«Je suis la première journaliste syrienne à avoir porté le pare-balles et casque, à avoir été arrêtée et à avoir été capturée. Je fais partie en outre des premiers journalistes syriens blessés en mission», relate Yara Saleh. Cette présentatrice de 32 ans de la chaîne publique Al-Ikhbariya a rejoint le terrain huit mois après le début du conflit, éclaté en mars 2011, et a accompagné les troupes gouvernementales pendant deux ans et demi.
«L’activité armée a pris de l’ampleur et les troupes ont entamé l’assaut de villes et il y avait beaucoup de désinformations sur les régions où elles entraient. On accusait l’armée de voler, détruire, violer et massacrer. À chaque fois, le seul coupable était l’armée syrienne et chaque victime la population civile pacifique. Alors, nous sommes allés accompagner l’armée pour documenter son entrée dans n’importe quelle ville pour véhiculer l’image de ce qui se passe sur le terrain dès les premiers instants. D’abord c’était ça notre rôle. Ce n’est qu’après que nous avons reçu le nom de correspondants de guerre. Nous-mêmes, on ne le réalisait pas, on était là pour couvrir les faits», explique-t-elle à Sputnik.
Ce n’est qu’en 2013 qu’à travers le monde on a commencé à reconnaître que ceux qui étaient initialement présentés comme révolutionnaires pacifiques étaient en réalité armés, raconte-t-elle. Dès 2011, avec son équipe de tournage, elle a cherché à prouver la présence d’armes chez l’autre partie du conflit, puis prouver que ces armes n’étaient pas que défensives, mais celles d’une agression. «Les gens se faisaient tuer, par exemple ceux qui ont été abattus et jetés dans l’Oronte. Il s’agit donc d’assassinats. Notre but était de le révéler».
Région de Damas, nord de Deraa — berceau du conflit —, Idlib et Deir ez-Zor, mais aussi les gouvernorats de Homs, de Hama et de Lattaquié — telle est la carte approximative de son parcours long de plus de deux ans, période comparable à la durée du service militaire en Syrie. Lors de ces missions, elle et son équipe de tournage ont été plusieurs fois la cible de groupes armés, assure Yara qui dit en outre avoir vu pendant ces longs mois la mort, les destructions, mais aussi la peur de la population des agglomérations tombées sous le contrôle de ceux qui se donneront ensuite le nom d’Armée syrienne libre (ASL).

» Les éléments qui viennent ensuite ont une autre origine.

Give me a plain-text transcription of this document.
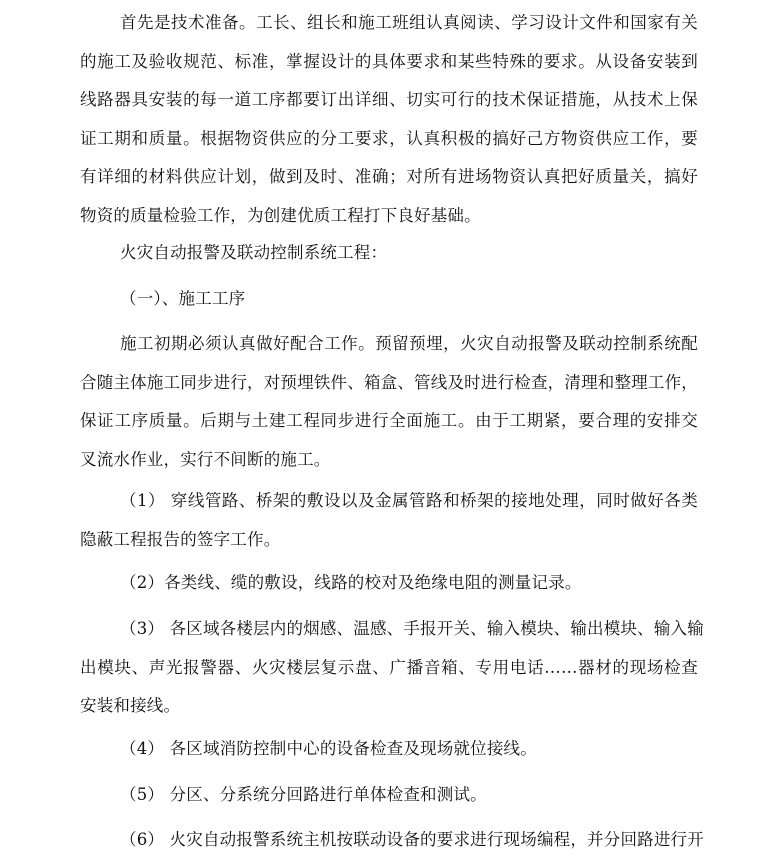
首先是技术准备。工长、组长和施工班组认真阅读、学习设计文件和国家有关
的施工及验收规范、标准，掌握设计的具体要求和某些特殊的要求。从设备安装到
线路器具安装的每一道工序都要订出详细、切实可行的技术保证措施，从技术上保
证工期和质量。根据物资供应的分工要求，认真积极的搞好己方物资供应工作，要
有详细的材料供应计划，做到及时、准确；对所有进场物资认真把好质量关，搞好
物资的质量检验工作，为创建优质工程打下良好基础。
火灾自动报警及联动控制系统工程：
（一）、施工工序
施工初期必须认真做好配合工作。预留预埋，火灾自动报警及联动控制系统配
合随主体施工同步进行，对预埋铁件、箱盒、管线及时进行检查，清理和整理工作，
保证工序质量。后期与土建工程同步进行全面施工。由于工期紧，要合理的安排交
叉流水作业，实行不间断的施工。
（1） 穿线管路、桥架的敷设以及金属管路和桥架的接地处理，同时做好各类
隐蔽工程报告的签字工作。
（2）各类线、缆的敷设，线路的校对及绝缘电阻的测量记录。
（3） 各区域各楼层内的烟感、温感、手报开关、输入模块、输出模块、输入输
出模块、声光报警器、火灾楼层复示盘、广播音箱、专用电话……器材的现场检查
安装和接线。
（4） 各区域消防控制中心的设备检查及现场就位接线。
（5） 分区、分系统分回路进行单体检查和测试。
（6） 火灾自动报警系统主机按联动设备的要求进行现场编程，并分回路进行开
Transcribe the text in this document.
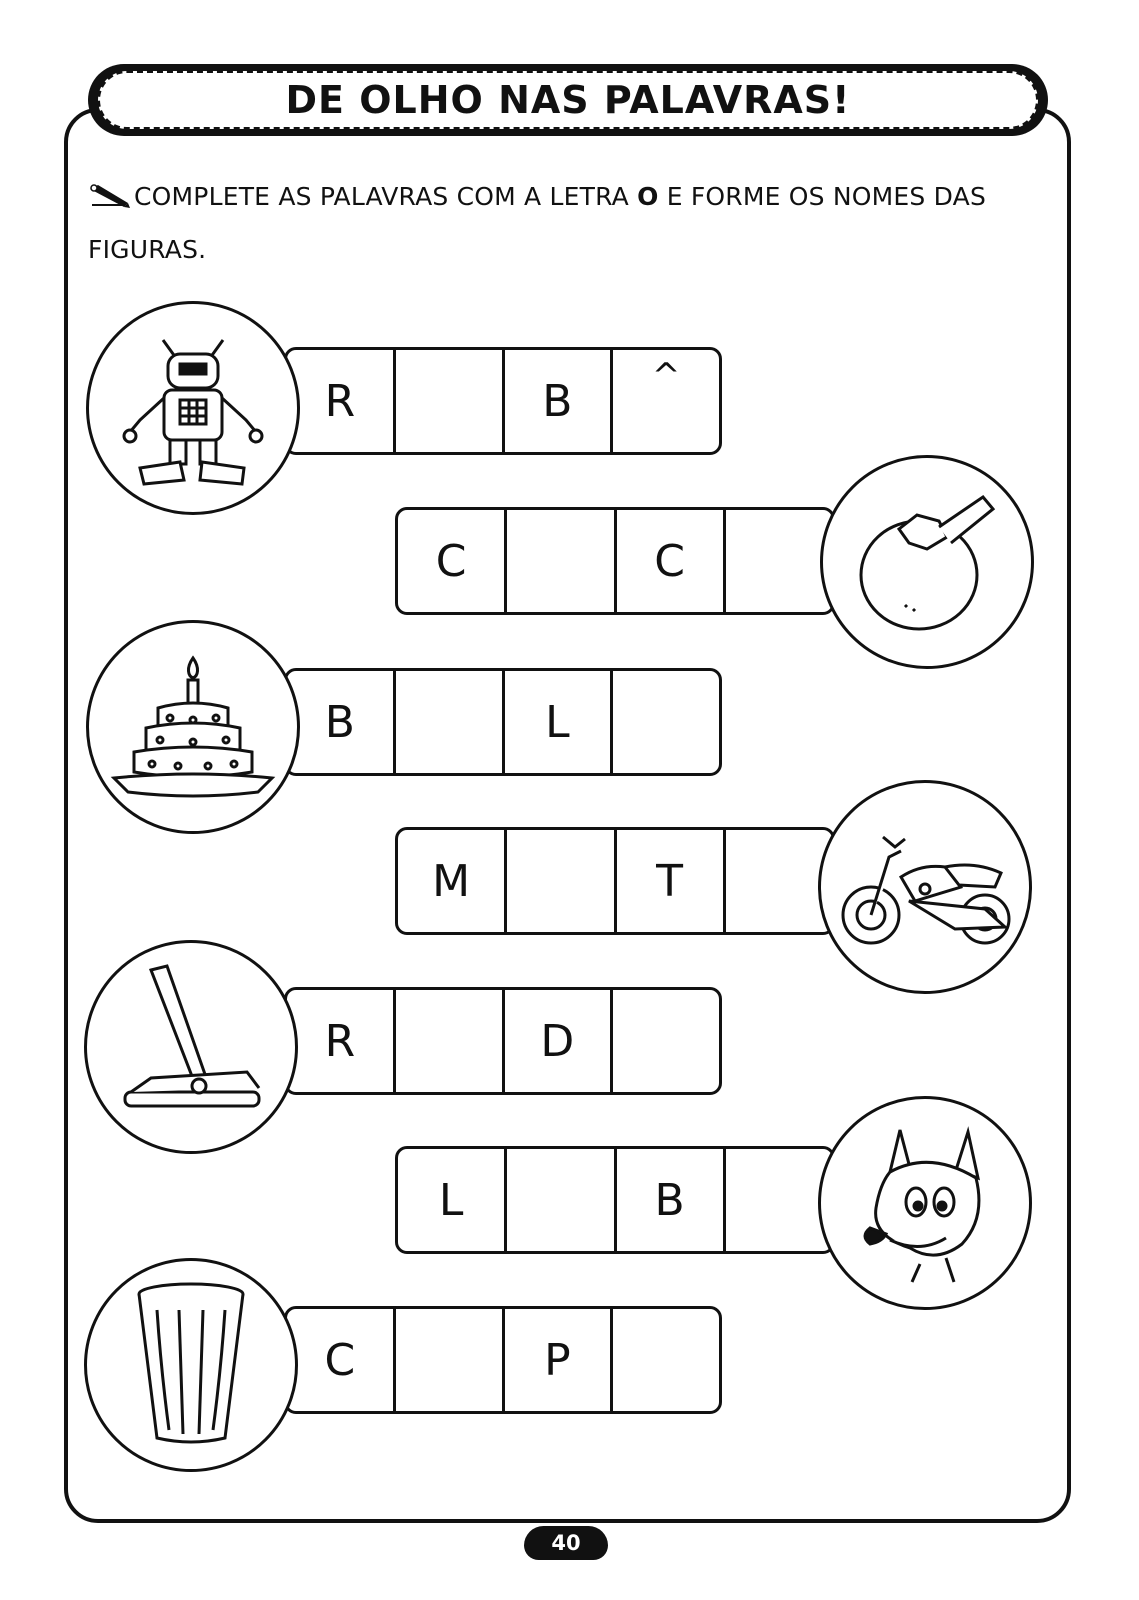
DE OLHO NAS PALAVRAS!
COMPLETE AS PALAVRAS COM A LETRA O E FORME OS NOMES DAS FIGURAS.
R	B	^
C	C
B	L
M	T
R	D
L	B
C	P
40
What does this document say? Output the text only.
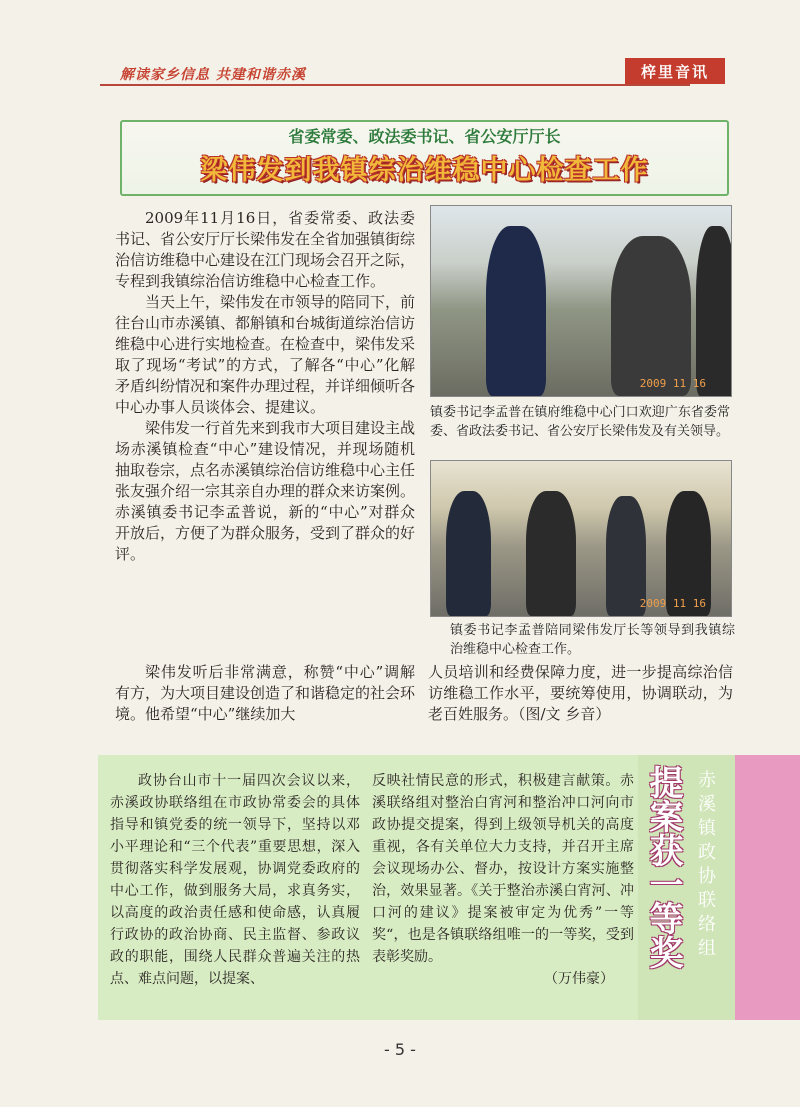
解读家乡信息 共建和谐赤溪	梓里音讯
省委常委、政法委书记、省公安厅厅长
梁伟发到我镇综治维稳中心检查工作

2009年11月16日，省委常委、政法委书记、省公安厅厅长梁伟发在全省加强镇街综治信访维稳中心建设在江门现场会召开之际，专程到我镇综治信访维稳中心检查工作。

当天上午，梁伟发在市领导的陪同下，前往台山市赤溪镇、都斛镇和台城街道综治信访维稳中心进行实地检查。在检查中，梁伟发采取了现场“考试”的方式，了解各“中心”化解矛盾纠纷情况和案件办理过程，并详细倾听各中心办事人员谈体会、提建议。

梁伟发一行首先来到我市大项目建设主战场赤溪镇检查“中心”建设情况，并现场随机抽取卷宗，点名赤溪镇综治信访维稳中心主任张友强介绍一宗其亲自办理的群众来访案例。赤溪镇委书记李孟普说，新的“中心”对群众开放后，方便了为群众服务，受到了群众的好评。

梁伟发听后非常满意，称赞“中心”调解有方，为大项目建设创造了和谐稳定的社会环境。他希望“中心”继续加大

人员培训和经费保障力度，进一步提高综治信访维稳工作水平，要统筹使用，协调联动，为老百姓服务。（图/文 乡音）

2009 11 16
镇委书记李孟普在镇府维稳中心门口欢迎广东省委常委、省政法委书记、省公安厅长梁伟发及有关领导。
2009 11 16
镇委书记李孟普陪同梁伟发厅长等领导到我镇综治维稳中心检查工作。

政协台山市十一届四次会议以来，赤溪政协联络组在市政协常委会的具体指导和镇党委的统一领导下，坚持以邓小平理论和“三个代表”重要思想，深入贯彻落实科学发展观，协调党委政府的中心工作，做到服务大局，求真务实，以高度的政治责任感和使命感，认真履行政协的政治协商、民主监督、参政议政的职能，围绕人民群众普遍关注的热点、难点问题，以提案、

反映社情民意的形式，积极建言献策。赤溪联络组对整治白宵河和整治冲口河向市政协提交提案，得到上级领导机关的高度重视，各有关单位大力支持，并召开主席会议现场办公、督办，按设计方案实施整治，效果显著。《关于整治赤溪白宵河、冲口河的建议》提案被审定为优秀”一等奖“，也是各镇联络组唯一的一等奖，受到表彰奖励。

（万伟豪）

提案获一等奖 赤溪镇政协联络组
- 5 -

L’enfer de la captivité par l’ASL
«Le cheikh des terroristes a rendu un avis religieux nous condamnant à mort. Puis, ils ont reçu l’ordre de laisser en vie les journalistes pour ensuite les échanger contre des terroristes, mais Hatem avait déjà été tué», se souvient-elle. Sa voix commence à trembler et des larmes jaillissent aux coins de ses yeux.
Comme elle le confie, la première question posée par les membres de l’ASL, parmi lesquels figurait un Saoudien, portait sur l’appartenance religieuse des journalistes. «L’esprit takfiriste était bien présent. Moi, on m’a imposé le voile et ils m’ont obligée à couvrir mon corps. Ceux même qui avaient appelé à la liberté en Syrie […] m’ont forcée à prier. Leur second nom est Daech* car ils ne diffèrent en rien d’eux».
«Son visage reste devant mes yeux, comment ils l’ont traîné vers l’exécution», relate la journaliste. Elle dit qu’avant qu’il ne soit assassiné, les radicaux ont demandé si quelqu’un voulait sacrifier sa vie pour le sauver et qu’elle avait proposé que ce soit elle. «C’était sincère je me considère responsable de l’équipe. Puis, après notre libération sa mère est venue me demander où était son fils qui était parti en mission avec moi. C’est extrêmement difficile».
Elle assure que la haine qu’elle avait vue durant sa captivité elle n’aurait jamais pu l’imaginer chez qui que ce soit en Syrie.
«Je me disais que c’est impossible qu’un Syrien en tue un autre. J’étais persuadée que ce n’étaient pas les Syriens. Or, j’ai découvert que c’étaient des Syriens, certains étudiaient avec moi [avant la guerre, ndlr]», précise Yara.
15 jours après sa libération, Yara reprendra ses missions. Elle apprendra la mort de sa collègue Yara Abbas, verra un éclat blesser son camarade puis, au bout de deux ans et demi, décidera d’arrêter.
«J’ai commencé à me sentir coupable du sort de mes collègues. Peut-être mon courage excessif a poussé les garçons à me suivre, je me sentais coupable. Puis m’a mère m’a priée d’arrêter, son cœur n’était jamais en paix. Mais la cause n’est pas finie et il y a une nouvelle génération de journalistes qui ont pris la relève», clôt-elle son témoignage.